Everyone was ready around the table when Meg arrived just before 10.30. We waited for the others to leave and shut the door. We moved so we could see each other.
We talked about Communication.
We looked at a picture of two women talking – Communication is about understanding and getting your message across.
We talked about the different ways of communicating – We found 5 ways:
• Signing (“Sign of the week” was “boat” so we used that.)
• Choosing and pressing a button on the Tech Talk (a speech generating device)
We all had a go doing each one.
We know that not everyone speaks, but everyone communicates – and everyone has the right to communicate.
Meg left pictures and a folder for each of us. She left more information and the Tech Talker so Kharlie can practise with us until Meg comes again.
So ends a typical meeting of the Communication Access Group at Distinctive Options with the Southern Loddon Mallee Regional Communication Service.
What is the Communication Access Group?
The Communication Access Group is a group of four young women in Bendigo.
The group started meeting in January, 2018. They are supported by Kharlie, a Communication Coordinator, trained by the Southern Loddon Mallee Regional Communication Service [see the 21.6.18 blog]. Kharlie works at Community Connect, Distinctive Options.

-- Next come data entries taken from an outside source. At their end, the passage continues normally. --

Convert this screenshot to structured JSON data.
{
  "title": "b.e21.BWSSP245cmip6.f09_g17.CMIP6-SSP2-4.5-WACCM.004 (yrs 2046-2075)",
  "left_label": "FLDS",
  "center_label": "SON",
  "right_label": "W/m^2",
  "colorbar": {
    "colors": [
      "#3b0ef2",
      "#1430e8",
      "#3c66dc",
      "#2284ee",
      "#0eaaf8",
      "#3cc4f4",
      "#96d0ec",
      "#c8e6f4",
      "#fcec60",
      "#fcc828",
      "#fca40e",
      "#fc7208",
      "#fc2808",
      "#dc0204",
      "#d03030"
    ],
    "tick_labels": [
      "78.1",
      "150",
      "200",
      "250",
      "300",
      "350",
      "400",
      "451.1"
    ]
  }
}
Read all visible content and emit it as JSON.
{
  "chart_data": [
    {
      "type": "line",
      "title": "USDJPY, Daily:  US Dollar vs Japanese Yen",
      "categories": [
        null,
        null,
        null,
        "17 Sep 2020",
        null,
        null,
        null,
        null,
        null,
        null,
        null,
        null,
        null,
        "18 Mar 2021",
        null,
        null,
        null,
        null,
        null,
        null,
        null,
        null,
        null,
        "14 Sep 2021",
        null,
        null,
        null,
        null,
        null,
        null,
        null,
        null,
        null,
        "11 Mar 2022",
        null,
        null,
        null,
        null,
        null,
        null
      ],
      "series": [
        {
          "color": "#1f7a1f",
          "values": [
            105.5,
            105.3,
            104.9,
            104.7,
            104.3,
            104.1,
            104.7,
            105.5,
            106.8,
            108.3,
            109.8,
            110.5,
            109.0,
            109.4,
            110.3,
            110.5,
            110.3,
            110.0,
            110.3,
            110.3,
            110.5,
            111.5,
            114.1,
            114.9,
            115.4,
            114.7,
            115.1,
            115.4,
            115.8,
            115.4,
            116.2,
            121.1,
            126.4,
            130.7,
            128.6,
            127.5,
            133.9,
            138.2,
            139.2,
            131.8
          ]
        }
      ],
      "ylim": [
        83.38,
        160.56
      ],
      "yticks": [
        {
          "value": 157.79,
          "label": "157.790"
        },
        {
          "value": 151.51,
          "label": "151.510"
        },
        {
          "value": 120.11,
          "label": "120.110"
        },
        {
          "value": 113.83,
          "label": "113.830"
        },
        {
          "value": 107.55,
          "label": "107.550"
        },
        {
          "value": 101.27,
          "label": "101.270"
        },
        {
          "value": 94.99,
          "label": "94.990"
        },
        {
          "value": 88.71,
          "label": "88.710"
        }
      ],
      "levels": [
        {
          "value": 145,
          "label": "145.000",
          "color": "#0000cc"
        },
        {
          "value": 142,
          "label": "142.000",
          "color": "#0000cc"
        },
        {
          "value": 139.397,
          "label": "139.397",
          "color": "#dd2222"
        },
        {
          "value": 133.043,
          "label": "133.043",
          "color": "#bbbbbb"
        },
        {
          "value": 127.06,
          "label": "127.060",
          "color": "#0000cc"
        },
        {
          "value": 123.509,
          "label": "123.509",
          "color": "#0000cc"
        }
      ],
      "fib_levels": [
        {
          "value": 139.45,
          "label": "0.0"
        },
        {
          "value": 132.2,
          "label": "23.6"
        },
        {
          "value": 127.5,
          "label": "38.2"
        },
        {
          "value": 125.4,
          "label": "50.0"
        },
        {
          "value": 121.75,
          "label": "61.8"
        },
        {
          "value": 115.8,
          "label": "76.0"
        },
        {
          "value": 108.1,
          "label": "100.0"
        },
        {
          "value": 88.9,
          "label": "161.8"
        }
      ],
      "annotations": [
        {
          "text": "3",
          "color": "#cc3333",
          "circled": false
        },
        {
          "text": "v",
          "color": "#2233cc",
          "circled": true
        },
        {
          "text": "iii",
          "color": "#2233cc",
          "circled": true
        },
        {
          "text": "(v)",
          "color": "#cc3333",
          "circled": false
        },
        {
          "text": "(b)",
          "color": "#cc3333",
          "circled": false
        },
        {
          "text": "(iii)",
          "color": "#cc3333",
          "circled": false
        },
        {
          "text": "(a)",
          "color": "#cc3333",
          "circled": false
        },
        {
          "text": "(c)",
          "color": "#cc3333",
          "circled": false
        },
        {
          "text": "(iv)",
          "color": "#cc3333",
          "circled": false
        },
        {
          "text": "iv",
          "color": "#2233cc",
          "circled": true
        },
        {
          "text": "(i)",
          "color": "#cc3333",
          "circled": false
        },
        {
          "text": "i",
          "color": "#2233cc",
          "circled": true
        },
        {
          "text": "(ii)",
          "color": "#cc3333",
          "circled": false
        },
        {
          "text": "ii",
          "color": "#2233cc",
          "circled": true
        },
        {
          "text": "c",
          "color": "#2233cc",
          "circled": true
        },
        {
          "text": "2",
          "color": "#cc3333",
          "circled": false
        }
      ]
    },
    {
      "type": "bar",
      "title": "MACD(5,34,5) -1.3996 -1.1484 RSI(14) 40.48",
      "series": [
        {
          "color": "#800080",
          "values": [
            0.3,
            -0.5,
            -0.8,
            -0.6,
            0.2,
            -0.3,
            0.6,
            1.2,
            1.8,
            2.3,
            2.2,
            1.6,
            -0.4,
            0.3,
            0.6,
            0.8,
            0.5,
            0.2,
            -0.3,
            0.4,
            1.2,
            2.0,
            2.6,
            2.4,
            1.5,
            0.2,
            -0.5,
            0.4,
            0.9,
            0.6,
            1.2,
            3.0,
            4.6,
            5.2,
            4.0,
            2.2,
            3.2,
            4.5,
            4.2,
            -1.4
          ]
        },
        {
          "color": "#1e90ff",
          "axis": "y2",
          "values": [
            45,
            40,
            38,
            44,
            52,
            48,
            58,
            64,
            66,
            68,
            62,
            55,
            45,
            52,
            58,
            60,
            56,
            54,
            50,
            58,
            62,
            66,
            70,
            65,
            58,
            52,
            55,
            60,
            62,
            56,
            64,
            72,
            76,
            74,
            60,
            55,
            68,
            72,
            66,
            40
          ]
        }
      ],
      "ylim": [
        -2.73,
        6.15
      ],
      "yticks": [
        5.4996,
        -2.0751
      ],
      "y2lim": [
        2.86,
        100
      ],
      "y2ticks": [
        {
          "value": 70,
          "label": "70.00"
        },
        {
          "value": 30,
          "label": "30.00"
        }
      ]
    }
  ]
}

Meg is the Southern Loddon Mallee Regional Communication Service speech pathologist who comes to the group each month.
How did the Communication Access Group happen?
Last year Distinctive Options partnered with the Regional Communication Service to join the local Communication Coordinators Network.
A Distinctive Options disability support worker was trained by Southern Loddon Mallee Regional Communication Service to be a Communication Coordinator. Communication Coordinators have advanced communication support skills.
The partnership between the Regional Communication Service and Distinctive Options enabled more collaboration to start a communication access group.
The Regional Communication Service developed accessible consent forms for participants and parents to sign.
The manager at Bendigo Distinctive Options sent forms to 7 people and their families.
Four people agreed to participate. Two of them also consented to being photographed.
At the end of 2017, Distinctive Options asked the Regional Communication Service to train all staff. The training was in January. It focussed on effective communication support so everyone can participate.
Then the Communication Coordinator went on maternity leave! Luckily, there was time for a new Communication Coordinator to train. The Regional Communication Service held another Communication Coordinator course at the start of 2018.
Staff rosters at both the Regional Communication Service and Distinctive Options meant that meetings had to be monthly. (Fortnightly would have been better.) The Communication Coordinator is there every week. She supports the group to review everything when the Regional Communication Service does not come.
What has happened so far?
January: We all met each other. The Regional Communication Service speech pathologist saw how well some people watched and listened, that some could read words, that one could sign very well, that most could understand speech most of the time, that some already knew about their right to do what everyone else can do. Everyone was keen to interact. Speech was not everyone’s most effective way to communicate, but that did not stop everyone communicating!
February: We talked about communication. (The February meeting was described at the start.)
March: We tried AAC (Augmentative and Alternative Communication) – low and high tech. We looked at the wheelchair access symbol and found out what it meant.
Later, everyone looked out for the symbol.
April: We found out what “access” means and looked at the Communication Access symbol.
May: We found that the Communication Access symbol and the wheelchair access symbol look different and show different kinds of access.
We looked at personal communication cards
June – Something extra:
The Regional Communication Service speech pathologist saw the Group was ready to use a communication board so they could prepare to have impact in the community. She looked at the research and consulted other speech pathologists at the Communication and Inclusion Resource Centre and chose the best items for the board. She made the boards using the [email protected]+ on the iPad.
Everyone needed to learn how to use the communication board, through modelling and practice.
The communication access meetings continued. But more meetings started (at a different time) so everyone could to learn to use the board. This time, the Regional Communication Service allied health assistant will come. For the first meeting, the Regional Communication Service speech pathologist and another Distinctive Options disability support worker came as well.
Eventually the communication board will have 40 pictures. Everyone got their own copy with 8 pictures to start with. The Regional Communication Service also gave the two Distinctive Options workers other resources, including a chart of the Key Word Signs (for words that will be on the communication board) and a training package about how to model AAC.
Group members are learning about communication access and rights together. The Communication Coordinator supports everyone to communicate in effective ways and in different places in the community. Everyone’s confidence and communication skills have grown. The group will work together for communication access in the community in the second half of 2018.